All poetry operates by analogy, in the slipperiness of words and in the shifting similarities between images. Lexicographers in Irish have a more active role in the forging of the language than their counterparts in English. It is almost a creative role, even a poetic one. The word for spam, for example is turscar, which translates as something like “driftwood”, the stuff that gets washed up on the shore. To my mind that wilful renewing of the language at the most basic level of vocabulary is an act of poetry.
All language develops at least partly by this poetic process of analogy. (It’s obvious when you think about it: a mouse is not really a mouse, a Blackberry is not really a blackberry, a spinning jenny is not some sort of rotating donkey.) This means that words have a history which is metaphorical and poetic. The word for plagiarism in Irish, for instance, is bradaíl which is linked to bó bhradach, a stray cow. It makes the word rich in suggestion, connotation and poetic possibilities which are almost impossible to translate.

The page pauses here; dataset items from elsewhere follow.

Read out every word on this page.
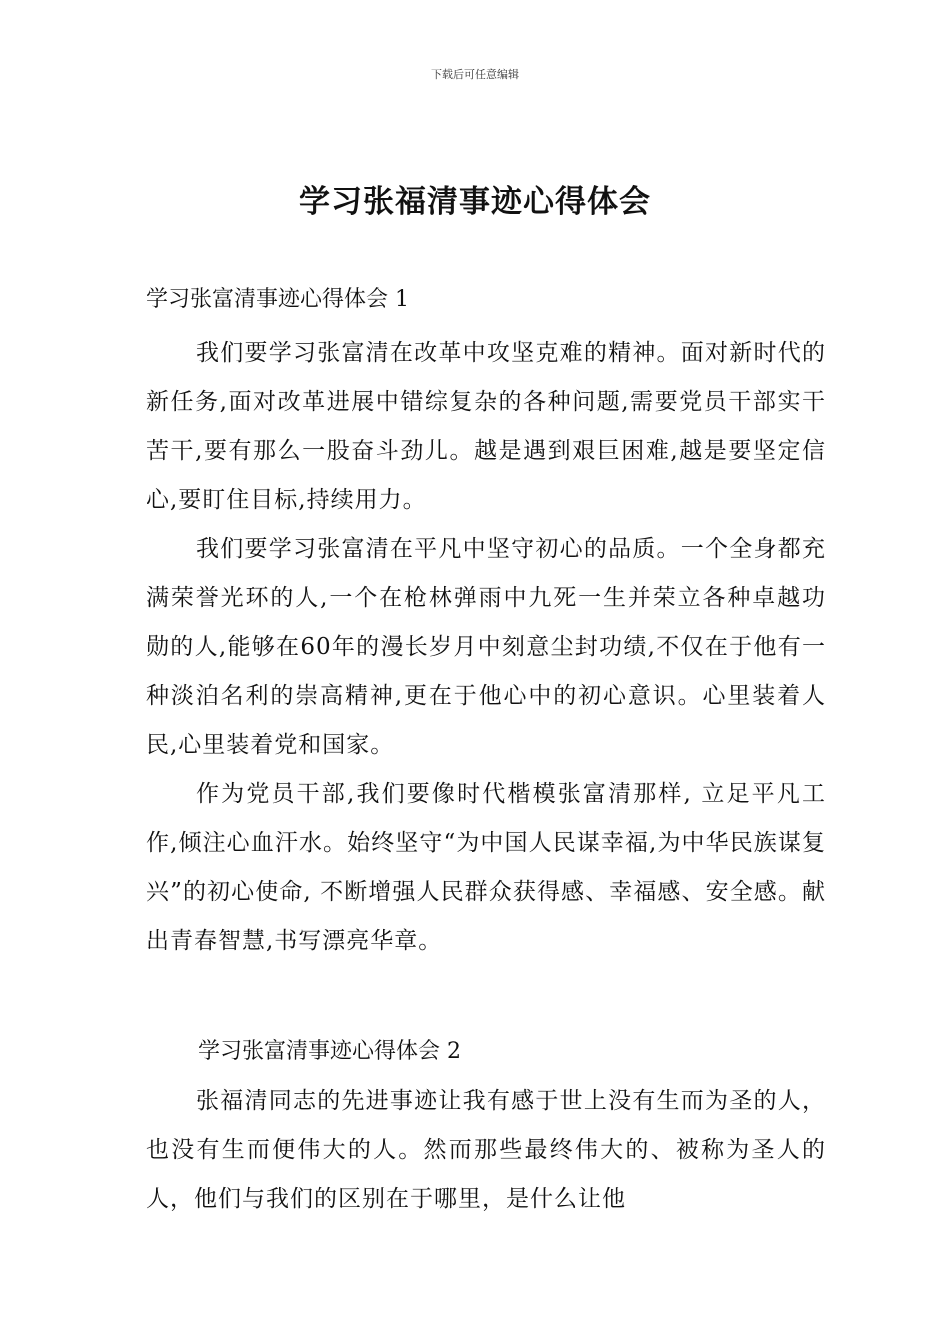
下载后可任意编辑
学习张福清事迹心得体会

学习张富清事迹心得体会 1

我们要学习张富清在改革中攻坚克难的精神。面对新时代的新任务,面对改革进展中错综复杂的各种问题,需要党员干部实干苦干,要有那么一股奋斗劲儿。越是遇到艰巨困难,越是要坚定信心,要盯住目标,持续用力。

我们要学习张富清在平凡中坚守初心的品质。一个全身都充满荣誉光环的人,一个在枪林弹雨中九死一生并荣立各种卓越功勋的人,能够在60年的漫长岁月中刻意尘封功绩,不仅在于他有一种淡泊名利的崇高精神,更在于他心中的初心意识。心里装着人民,心里装着党和国家。

作为党员干部,我们要像时代楷模张富清那样, 立足平凡工作,倾注心血汗水。始终坚守“为中国人民谋幸福,为中华民族谋复兴”的初心使命, 不断增强人民群众获得感、幸福感、安全感。献出青春智慧,书写漂亮华章。

学习张富清事迹心得体会 2

张福清同志的先进事迹让我有感于世上没有生而为圣的人，也没有生而便伟大的人。然而那些最终伟大的、被称为圣人的人，他们与我们的区别在于哪里，是什么让他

The only example I can think of of a word for a lost cow straying into other areas of vocabulary in English is “maverick” which, richly suggestive though it is, is not really equivalent at all.
Since Irish depends for its continued existence on government patronage and the efforts of cultural activists, all Irish poetry is political to a certain extent, even if it doesn’t want to be. It is an assertion of pride, an appeal for identity, a staking out of cultural territory. And that is before you have even written a word. Admittedly the stakes for an Irish poet working now are not as high as for a classical bard – I am probably unlikely to have my tongue cut out for writing a satire, as did the sixteenth century poet Tadhg Dall Ó hUiginn. On balance this is probably for the best, but it would be nice to think that somebody cared enough about my poetry to be driven to such extremes.
What is at stake is the language itself, which is something most people do not care about. It is, in spite of heroic and ongoing attempts to revive it, a dead language. But it is also, as Nuala Ní Dhomhnaill famously put it in an article for the New York Times Book Review “the corpse that sits up and talks back.”
However, much as I love the language, I am a reluctant ambassador for it. Every poem I write becomes, quite without my permission, a sort of apologia for the language and its continued funding by the government. Writing in Irish places me in the category of Irish-language poets, and Irish-language poets are generally regarded by English-language poets much as you sort of suspect the Special Olympics athletes are thought of by certain “true” Olympians. It is true that when there are so few of us that it is relatively easy to get published, and indeed to establish a reputation. However I am always aware that I am a medium-sized fish in an impossibly small pond. The small enclosed nature of the Irish literary scene also makes for astonishingly bitter infighting and backstabbing, the “rabid egotistical daisy chain” that Heaney prescribes as hell for poets.
Still, to ask me why I write in Irish is to ask why I write at all. My love for the language is rooted in my love for my family, my ineradicable identity with my country, my own problematic self. It is in my blood and bone and that’s about as deeply as I can answer. All poetry is about language at some level, though, and like most poets, if I could properly articulate why I need to write poetry, I would probably not need to do it.